The one thing I will take exception to though is the trashing of the bi-wiring methodogy; it is definitely audible in some case and very easily measured. As well as the more-dubious interference and back-emf theories regarding bi-wiring, there seems to be missed the very basic fact that bass-drivers pull curent and drop voltage over long lengths of cable. Ok, I acknowledge that the significance of this is very small in cables shorter than 12-foot and diameters larger than 2.5sqmm, and if you're pulling less than 50-100W -but it is definitely not a myth. When Bi-wiring, any voltage-drops caused by the bass driver current over the speaker-cable will not be applied to the treble driver. End-of. Same reason that sensing wires are used in low-impedance measurement.

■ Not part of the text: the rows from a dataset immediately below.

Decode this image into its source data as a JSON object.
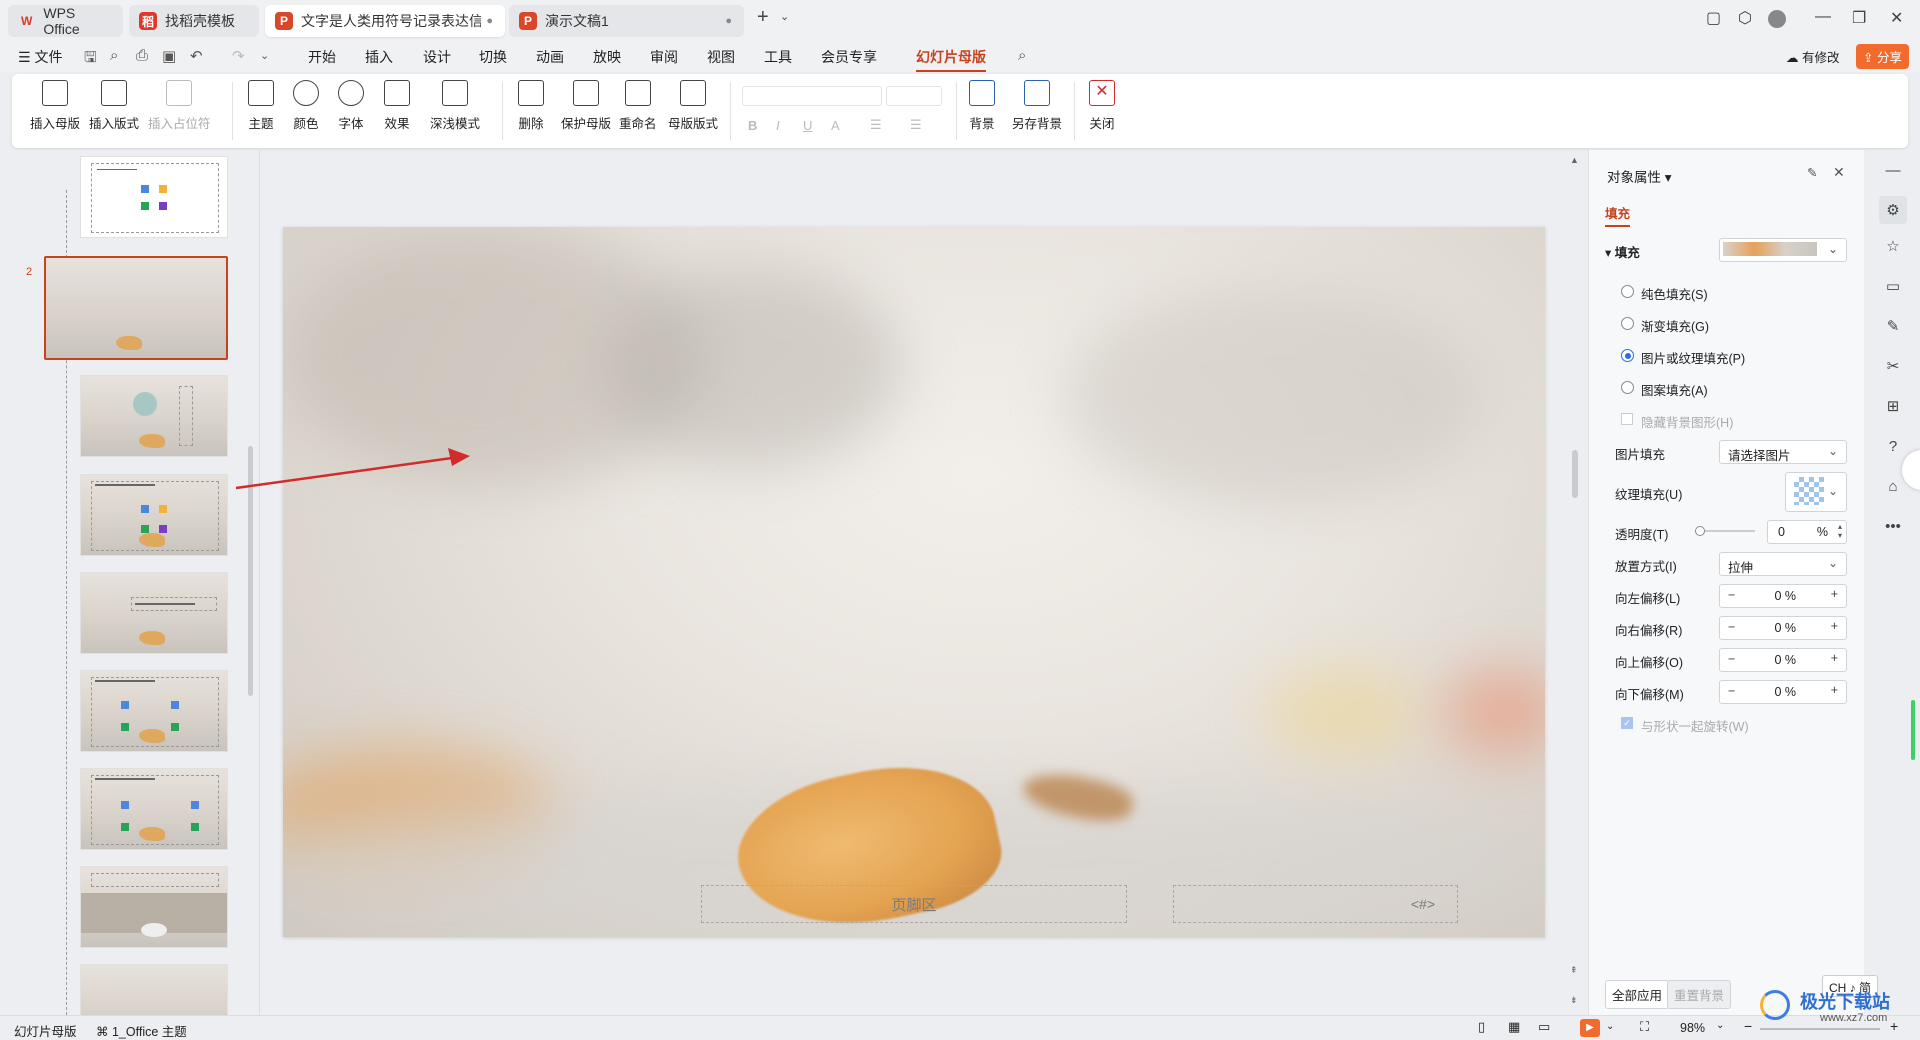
{
  "tabs": [
    {
      "label": "WPS Office",
      "icon": "wps-logo-icon"
    },
    {
      "label": "找稻壳模板",
      "icon": "docer-icon"
    },
    {
      "label": "文字是人类用符号记录表达信息以",
      "icon": "ppt-icon"
    },
    {
      "label": "演示文稿1",
      "icon": "ppt-icon"
    }
  ],
  "menu": {
    "file": "文件",
    "items": [
      "开始",
      "插入",
      "设计",
      "切换",
      "动画",
      "放映",
      "审阅",
      "视图",
      "工具",
      "会员专享",
      "幻灯片母版"
    ],
    "status_modified": "有修改",
    "share": "分享"
  },
  "ribbon": {
    "group1": [
      "插入母版",
      "插入版式",
      "插入占位符"
    ],
    "group2": [
      "主题",
      "颜色",
      "字体",
      "效果",
      "深浅模式"
    ],
    "group3": [
      "删除",
      "保护母版",
      "重命名",
      "母版版式"
    ],
    "format": [
      "B",
      "I",
      "U",
      "A"
    ],
    "group4": [
      "背景",
      "另存背景"
    ],
    "close": "关闭"
  },
  "slides": {
    "master_number": "2"
  },
  "slide": {
    "footer": "页脚区",
    "page_number": "<#>"
  },
  "panel": {
    "title": "对象属性",
    "tab": "填充",
    "section": "填充",
    "options": [
      {
        "label": "纯色填充(S)",
        "checked": false
      },
      {
        "label": "渐变填充(G)",
        "checked": false
      },
      {
        "label": "图片或纹理填充(P)",
        "checked": true
      },
      {
        "label": "图案填充(A)",
        "checked": false
      }
    ],
    "hide_bg": "隐藏背景图形(H)",
    "picture_fill_label": "图片填充",
    "picture_fill_value": "请选择图片",
    "texture_label": "纹理填充(U)",
    "transparency_label": "透明度(T)",
    "transparency_value": "0",
    "percent": "%",
    "placement_label": "放置方式(I)",
    "placement_value": "拉伸",
    "offsets": [
      {
        "label": "向左偏移(L)",
        "value": "0 %"
      },
      {
        "label": "向右偏移(R)",
        "value": "0 %"
      },
      {
        "label": "向上偏移(O)",
        "value": "0 %"
      },
      {
        "label": "向下偏移(M)",
        "value": "0 %"
      }
    ],
    "rotate_with_shape": "与形状一起旋转(W)",
    "apply_all": "全部应用",
    "reset_bg": "重置背景"
  },
  "status": {
    "mode": "幻灯片母版",
    "theme": "1_Office 主题",
    "zoom": "98%",
    "ime": "CH ♪ 简"
  },
  "watermark": "极光下载站",
  "watermark_url": "www.xz7.com",
  "colors": {
    "accent": "#c7431f",
    "share": "#f36b2c",
    "radio": "#2b6de5",
    "arrow": "#d22b2b"
  }
}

Ok, I bi, tri and quad-amp my cabiniets, and I know that active x-overs are the better way, but I still have to think carefully about voltage-drops over distance -I know I lose whole integer percentages on the cable to my bass drivers, and some installs are ridiculous with 50m+ runs of 2.5sqmm. But this is live reinforcement...
 

·
Registered
Joined
·
4,127 Posts
I disagree with the tube vs solid state. Of course my logic is based on my opinion that the tube amp has a much stronger sound to it.
 

·
Registered
Joined
·
3 Posts
I'm adding this to the cable lies but only cause I got the cable for free and didn't buy it. I have a 10-15' cable that I was given that has RCA plugs on both ends that I use for my subwoofer. The cable has arrows printed on it with labeling showing which way the signal path should go from the receiver to the sub. Come on like it matters. Who dreamed up this idea.

Again only adding for a laugh, i didn't buy the cable it was given to me. I know someone is going to ask whether I hook it up with the signal path going in the direction of the arrows and the answer is no. I do it the opposite way just to spite the cable.

One other thought I just had. I have heard this before and am looking for some input. I've heard that surge protectors "die" after a few years and need replacing because the insides stop working to protect from surges over time. Any truth to this?
 

·
Plain ole user
Joined
·
11,121 Posts
Surge suppressors that use MOVs (most) can become less effective with repeated surges, and operate at higher voltages. This is rarely an issue however. Nearly all failures of MOVs occur as dead shorts which will open fuses or other protection devices or open a breaker. The bottom line is that it is unlikely to have a failure of protection that is not seen.